Not Ready for Freddy
by
Leave it to Freddy Krueger to really foul up a guy's night. Coming at the end of one lousy day at the office, I wasn't looking forward much to seeing Wes Craven's A Nightmare on Elm Street remade to begin with. Studios can champion reboots til the cows come home, but that doesn't change how well Craven nailed his seminal slasher right off the bat. It's a superior work in a genre that often gets a bad rap, thanks to mean-spirited crud like this update. I can see the logic of wanting to make Freddy scary again, but this return trip to Elm Street will leave you fearful of having to see more movies like it in the future instead of being sliced up yourself.
Though it slathers itself in a rich coat of grime, Nightmare redux sticks close to Craven's original premise. Not only have high schooler Nancy (Rooney Mara) and her pals started to suffer particularly nasty dreams, they've all been the same dream. When bedtime hits, a sinister man bearing a razor-tipped glove comes a-calling, and when her friends begin dropping like flies Nancy suspects the supernatural. A little research and some eerie visions reveal that years ago, handyman Freddy Krueger (Jackie Earle Haley) was pegged for a horrible crime and burned to death by a local posse. But Freddy's come back for his revenge, leaving Nancy with the task of putting an end to his rampage before she too falls victim to the most fatal forty winks in film history.
Let us survey for a moment the reasoning behind a new Nightmare on Elm Street. When we last left Freddy, he was harmless enough to deserve his own Hostess pudding pie, let alone commence striking fear in the hearts of moviegoers. To that extent, overhauling an icon like Freddy is understandable, granted there be some constructive revisions in mind. Then again, we are dealing with Michael Bay's production company, which saw fit to turn Jason Voorhees into a beefy survivalist in 2009's Friday the 13th. But A Nightmare on Elm Street hasn't the brains to back up its own reinvention tag. Barring a couple of different death scenes and character names, it's the same flick as before, just with a more repulsive visual scheme. Freddy fans are in for double the disappointment, for they are presented not only with another useless remake -- but one that's not even aesthetically pleasing.
Should viewers avert their eyes during A Nightmare on Elm Street, it'll be due more to the unbearable editing than Freddy's bloodletting. Since when did horror films decide to hide themselves and zoom so close to the action that we can't tell what we're supposed to be scared of? Just about every cut is signaled with a bright flash to the eyes and a kaboom to the ears, fixing our attention not so much on the screen as on fishing out the Advil. Also, say what you will about the original Elm Street's visuals, I'll take those corny effects over a CG Freddy lurking in the wallpaper any day. Speaking of Freddy, it's rare to see an actor as tremendous as Haley done such a disservice in a famous role like this one. With his dodgy burn victim make-up and the voice of a chain-smoking Forrest Gump, Haley is lost in the woods and slashes through countless Teen Beat rejects trying to escape.
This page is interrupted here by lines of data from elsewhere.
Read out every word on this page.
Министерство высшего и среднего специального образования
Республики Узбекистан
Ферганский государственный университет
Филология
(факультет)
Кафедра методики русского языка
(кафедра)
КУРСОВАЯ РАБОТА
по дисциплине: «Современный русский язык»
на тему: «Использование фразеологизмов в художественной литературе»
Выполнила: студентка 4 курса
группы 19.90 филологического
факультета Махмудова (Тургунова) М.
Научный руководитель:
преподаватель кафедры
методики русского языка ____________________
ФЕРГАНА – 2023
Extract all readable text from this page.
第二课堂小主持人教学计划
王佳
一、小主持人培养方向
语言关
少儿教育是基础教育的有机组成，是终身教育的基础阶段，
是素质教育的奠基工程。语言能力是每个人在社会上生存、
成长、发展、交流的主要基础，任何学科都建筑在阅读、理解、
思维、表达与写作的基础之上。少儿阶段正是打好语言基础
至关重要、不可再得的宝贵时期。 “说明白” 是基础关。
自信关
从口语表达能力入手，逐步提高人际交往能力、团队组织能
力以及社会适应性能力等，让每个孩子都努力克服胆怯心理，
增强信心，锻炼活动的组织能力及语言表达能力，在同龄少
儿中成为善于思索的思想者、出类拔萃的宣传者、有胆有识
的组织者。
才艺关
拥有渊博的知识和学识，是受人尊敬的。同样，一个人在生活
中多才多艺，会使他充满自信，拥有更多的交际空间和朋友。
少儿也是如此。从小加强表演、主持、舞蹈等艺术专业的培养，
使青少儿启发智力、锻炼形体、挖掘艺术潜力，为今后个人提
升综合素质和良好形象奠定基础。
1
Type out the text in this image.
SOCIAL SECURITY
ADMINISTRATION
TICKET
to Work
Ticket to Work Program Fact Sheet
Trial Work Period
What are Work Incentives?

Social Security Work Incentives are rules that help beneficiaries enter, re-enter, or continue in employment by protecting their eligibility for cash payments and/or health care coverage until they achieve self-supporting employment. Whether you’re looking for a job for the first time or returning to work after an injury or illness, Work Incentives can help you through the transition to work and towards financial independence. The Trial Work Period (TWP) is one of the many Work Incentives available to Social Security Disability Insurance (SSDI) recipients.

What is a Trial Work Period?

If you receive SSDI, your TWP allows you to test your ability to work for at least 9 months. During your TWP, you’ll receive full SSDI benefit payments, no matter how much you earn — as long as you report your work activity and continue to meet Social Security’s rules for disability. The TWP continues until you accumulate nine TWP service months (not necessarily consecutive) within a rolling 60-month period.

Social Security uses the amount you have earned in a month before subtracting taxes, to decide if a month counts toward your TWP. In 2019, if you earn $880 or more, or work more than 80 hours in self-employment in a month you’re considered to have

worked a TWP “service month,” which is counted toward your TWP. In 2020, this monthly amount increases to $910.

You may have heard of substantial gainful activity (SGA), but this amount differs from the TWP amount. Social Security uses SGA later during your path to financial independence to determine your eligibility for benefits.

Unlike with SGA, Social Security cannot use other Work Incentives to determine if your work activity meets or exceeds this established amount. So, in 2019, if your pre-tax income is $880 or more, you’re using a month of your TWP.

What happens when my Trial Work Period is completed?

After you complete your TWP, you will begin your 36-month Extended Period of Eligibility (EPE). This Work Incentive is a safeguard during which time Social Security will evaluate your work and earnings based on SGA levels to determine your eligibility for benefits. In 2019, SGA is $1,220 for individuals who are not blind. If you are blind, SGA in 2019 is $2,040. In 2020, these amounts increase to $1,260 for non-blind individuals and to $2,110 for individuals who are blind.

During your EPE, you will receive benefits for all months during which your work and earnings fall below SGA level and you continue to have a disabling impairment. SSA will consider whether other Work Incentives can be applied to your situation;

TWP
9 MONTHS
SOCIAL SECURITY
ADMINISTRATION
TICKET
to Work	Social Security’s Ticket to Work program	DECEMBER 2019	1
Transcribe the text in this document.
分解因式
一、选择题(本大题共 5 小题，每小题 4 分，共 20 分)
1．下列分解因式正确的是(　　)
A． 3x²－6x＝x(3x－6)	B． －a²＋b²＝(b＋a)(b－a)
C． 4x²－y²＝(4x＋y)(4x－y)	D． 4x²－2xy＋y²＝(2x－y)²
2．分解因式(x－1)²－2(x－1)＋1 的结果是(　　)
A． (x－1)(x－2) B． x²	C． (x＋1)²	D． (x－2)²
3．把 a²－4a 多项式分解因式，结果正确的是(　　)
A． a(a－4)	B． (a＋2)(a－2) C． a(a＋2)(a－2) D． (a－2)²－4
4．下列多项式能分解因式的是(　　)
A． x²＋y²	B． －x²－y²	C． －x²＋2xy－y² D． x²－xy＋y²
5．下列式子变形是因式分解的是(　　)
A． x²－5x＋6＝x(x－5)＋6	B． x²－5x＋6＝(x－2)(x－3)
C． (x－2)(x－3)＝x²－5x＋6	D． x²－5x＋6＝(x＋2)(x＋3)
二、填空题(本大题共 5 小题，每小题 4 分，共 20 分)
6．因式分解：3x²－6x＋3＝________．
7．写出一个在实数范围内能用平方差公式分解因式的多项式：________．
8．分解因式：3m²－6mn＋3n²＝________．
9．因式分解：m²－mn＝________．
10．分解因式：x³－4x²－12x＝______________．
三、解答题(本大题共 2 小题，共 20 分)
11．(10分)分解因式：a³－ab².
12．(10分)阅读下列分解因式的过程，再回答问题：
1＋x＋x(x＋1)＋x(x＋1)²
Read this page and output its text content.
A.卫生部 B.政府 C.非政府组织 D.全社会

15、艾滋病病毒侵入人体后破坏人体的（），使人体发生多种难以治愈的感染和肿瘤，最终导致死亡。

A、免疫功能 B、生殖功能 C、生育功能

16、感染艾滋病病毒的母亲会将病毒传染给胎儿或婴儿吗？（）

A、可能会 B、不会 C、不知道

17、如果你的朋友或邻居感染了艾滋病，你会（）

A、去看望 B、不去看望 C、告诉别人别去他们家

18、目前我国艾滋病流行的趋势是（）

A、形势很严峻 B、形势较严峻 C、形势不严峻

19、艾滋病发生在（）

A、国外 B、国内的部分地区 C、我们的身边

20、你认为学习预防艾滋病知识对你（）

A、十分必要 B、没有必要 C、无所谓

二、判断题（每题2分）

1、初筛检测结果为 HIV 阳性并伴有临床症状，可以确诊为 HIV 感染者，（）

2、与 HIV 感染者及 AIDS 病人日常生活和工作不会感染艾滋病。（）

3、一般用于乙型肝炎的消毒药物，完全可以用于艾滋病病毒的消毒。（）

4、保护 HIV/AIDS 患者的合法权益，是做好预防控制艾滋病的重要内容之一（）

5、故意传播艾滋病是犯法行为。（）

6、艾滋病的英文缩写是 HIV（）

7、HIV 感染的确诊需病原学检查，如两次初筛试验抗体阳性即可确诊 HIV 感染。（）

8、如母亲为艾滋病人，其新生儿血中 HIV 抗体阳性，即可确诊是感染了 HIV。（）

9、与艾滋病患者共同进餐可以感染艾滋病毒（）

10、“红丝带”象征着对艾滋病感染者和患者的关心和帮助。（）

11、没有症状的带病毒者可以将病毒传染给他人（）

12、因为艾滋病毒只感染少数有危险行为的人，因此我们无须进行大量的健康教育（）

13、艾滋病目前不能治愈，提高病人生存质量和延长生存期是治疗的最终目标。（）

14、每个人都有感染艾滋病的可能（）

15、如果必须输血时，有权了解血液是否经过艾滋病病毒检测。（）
Like Rob Zombie's Halloween II before it, A Nightmare on Elm Street depressed me to no end. There's always DVD, but it's sad to think that the Freddy whose dark humor and inventively silly slaughters earned him a thriving fanbase is gone for good. Elm Street has taken a turn for the mean, and if this indicates where the slasher may follow, it might be best if fans packed up and moved to a new genre.
MY RATING: * 1/2 (out of ****)
(Released by Warner Bros. Pictures and rated "R" for strong bloody horror violence, disturbing images, terror and language.)